Sebastian, April 26, 2017 - 8:25 am UTC

I also was wondering about this.

Interaction with datafiles is done mostly with default 8kb blocks (sometimes 16kb, I rarely seen different configurations) while standard blocksize of redo log is 512 bytes so it is much lighter to write sequentialy 512 bytes of redo log and return command to session after it commit than write 8kb of datafile block (this is done via dbwn asynchronous to user session).

Although nowadays redo log can have 4 kb of blocksize which is reducing benefit of smaller writes.

IMHO I think that someday in future flash storage will dominate market so much that Oracle will have to redevelop RDBMS engine to elimante redo log entirely ;)
Connor McDonald
April 27, 2017 - 6:25 am UTC

These things do happen occasionally....Oracle 6 was pretty much a rewrite from the ground up

Reason

Asim, August 07, 2022 - 2:13 pm UTC

And what became the reason I mean what technology advancement became the reason for rewriting Oracle 6
Connor McDonald
August 08, 2022 - 1:22 am UTC

It was setting the foundations for pretty much all versions up to oracle 12 (multitenant)

Better rollback segments, space management etc. I think we can be pretty confident that it was not a decision taken lightly, because rewriting your product generally doesn't end well for companies. (eg Netscape)

Will online redo be removed in near future

Asim, August 08, 2022 - 4:53 pm UTC


So that was said in year 2017, now in 2022 (5years), do you think flash storage dominated the market so much ?
Do you think oracle will remove online redo log files and directly writes to data file, or atleast make the use of online redo log files optional in future to take the advantage of flash storage?


Connor McDonald
August 09, 2022 - 3:05 am UTC

If you're writing direcly to datafiles, now you have a contention issue - what if 2 people want to write to the same block?

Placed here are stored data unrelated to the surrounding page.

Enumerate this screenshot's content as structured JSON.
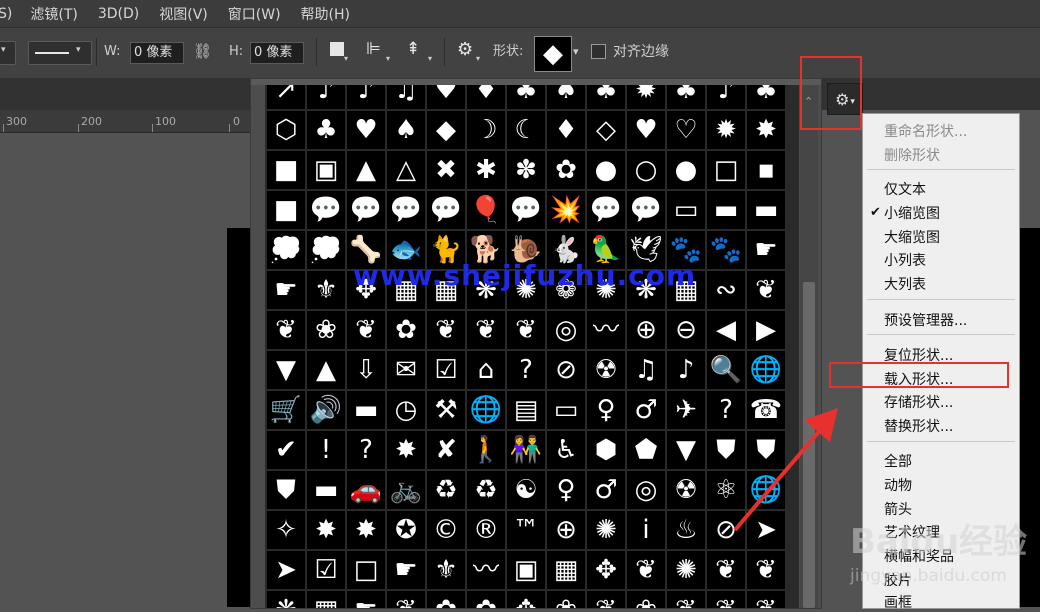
{
  "menubar": {
    "items": [
      "S)",
      "滤镜(T)",
      "3D(D)",
      "视图(V)",
      "窗口(W)",
      "帮助(H)"
    ]
  },
  "options": {
    "w_label": "W:",
    "w_value": "0 像素",
    "h_label": "H:",
    "h_value": "0 像素",
    "shape_label": "形状:",
    "align_edges_label": "对齐边缘"
  },
  "ruler": {
    "ticks": [
      "300",
      "200",
      "100",
      "0"
    ]
  },
  "watermark": "www.shejifuzhu.com",
  "brand_watermark": "Baidu经验",
  "brand_url": "jingyan.baidu.com",
  "menu": {
    "rename": "重命名形状...",
    "delete": "删除形状",
    "text_only": "仅文本",
    "small_thumb": "小缩览图",
    "large_thumb": "大缩览图",
    "small_list": "小列表",
    "large_list": "大列表",
    "preset_manager": "预设管理器...",
    "reset": "复位形状...",
    "load": "载入形状...",
    "save": "存储形状...",
    "replace": "替换形状...",
    "all": "全部",
    "animals": "动物",
    "arrows": "箭头",
    "art_texture": "艺术纹理",
    "banners": "横幅和奖品",
    "film": "胶片",
    "frames": "画框"
  },
  "colors": {
    "highlight": "#e8312f",
    "watermark": "#1f29e6"
  },
  "shape_grid": {
    "rows": [
      [
        "↗",
        "♪",
        "♪",
        "♫",
        "♥",
        "♦",
        "♣",
        "♠",
        "♣",
        "✹",
        "♣",
        "♪",
        "♣"
      ],
      [
        "⬡",
        "♣",
        "♥",
        "♠",
        "◆",
        "☽",
        "☾",
        "♦",
        "◇",
        "♥",
        "♡",
        "✹",
        "✸"
      ],
      [
        "■",
        "▣",
        "▲",
        "△",
        "✖",
        "✱",
        "✽",
        "✿",
        "●",
        "○",
        "●",
        "□",
        "▪"
      ],
      [
        "■",
        "💬",
        "💬",
        "💬",
        "💬",
        "🎈",
        "💬",
        "💥",
        "💬",
        "💬",
        "▭",
        "▬",
        "▬"
      ],
      [
        "💭",
        "💭",
        "🦴",
        "🐟",
        "🐈",
        "🐕",
        "🐌",
        "🐇",
        "🦜",
        "🕊",
        "🐾",
        "🐾",
        "☛"
      ],
      [
        "☛",
        "⚜",
        "✥",
        "▦",
        "▦",
        "❋",
        "✺",
        "❁",
        "✺",
        "❋",
        "▦",
        "∾",
        "❦"
      ],
      [
        "❦",
        "❀",
        "❦",
        "✿",
        "❦",
        "❦",
        "❦",
        "◎",
        "〰",
        "⊕",
        "⊖",
        "◀",
        "▶"
      ],
      [
        "▼",
        "▲",
        "⇩",
        "✉",
        "☑",
        "⌂",
        "?",
        "⊘",
        "☢",
        "♫",
        "♪",
        "🔍",
        "🌐"
      ],
      [
        "🛒",
        "🔊",
        "▬",
        "◷",
        "⚒",
        "🌐",
        "▤",
        "▭",
        "♀",
        "♂",
        "✈",
        "?",
        "☎"
      ],
      [
        "✔",
        "!",
        "?",
        "✸",
        "✘",
        "🚶",
        "👫",
        "♿",
        "⬢",
        "⬟",
        "▼",
        "⛊",
        "⛊"
      ],
      [
        "⛊",
        "▬",
        "🚗",
        "🚲",
        "♻",
        "♻",
        "☯",
        "♀",
        "♂",
        "◎",
        "☢",
        "⚛",
        "🌐"
      ],
      [
        "✧",
        "✸",
        "✸",
        "✪",
        "©",
        "®",
        "™",
        "⊕",
        "✺",
        "ⅰ",
        "♨",
        "⊘",
        "➤"
      ],
      [
        "➤",
        "☑",
        "□",
        "☛",
        "⚜",
        "〰",
        "▣",
        "▦",
        "✥",
        "❦",
        "✺",
        "❦",
        "❦"
      ],
      [
        "❋",
        "▦",
        "☛",
        "❦",
        "✿",
        "✿",
        "✥",
        "❀",
        "❦",
        "❀",
        "❦",
        "❦",
        "❦"
      ]
    ]
  }
}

With redo, because the writing is *always* append, ie, write *new* blocks, then you don't have this concern.

However, look at our Exadata stuff - we've been taking advantage of flash in various areas for many years. I would be unsurprised if we dont continue to exploit it in more ways

Concepts

emaN, August 10, 2022 - 12:40 am UTC

Do you think oracle will remove online redo log files and directly writes to data file, or atleast make the use of online redo log files optional in future to take the advantage of flash storage?


RAM is still faster than flash storage. Data and undo blocks changes are cached in memory. The redo log tracks changes in the sequential order. This protects data changes from inconsistency in the event of a write failure.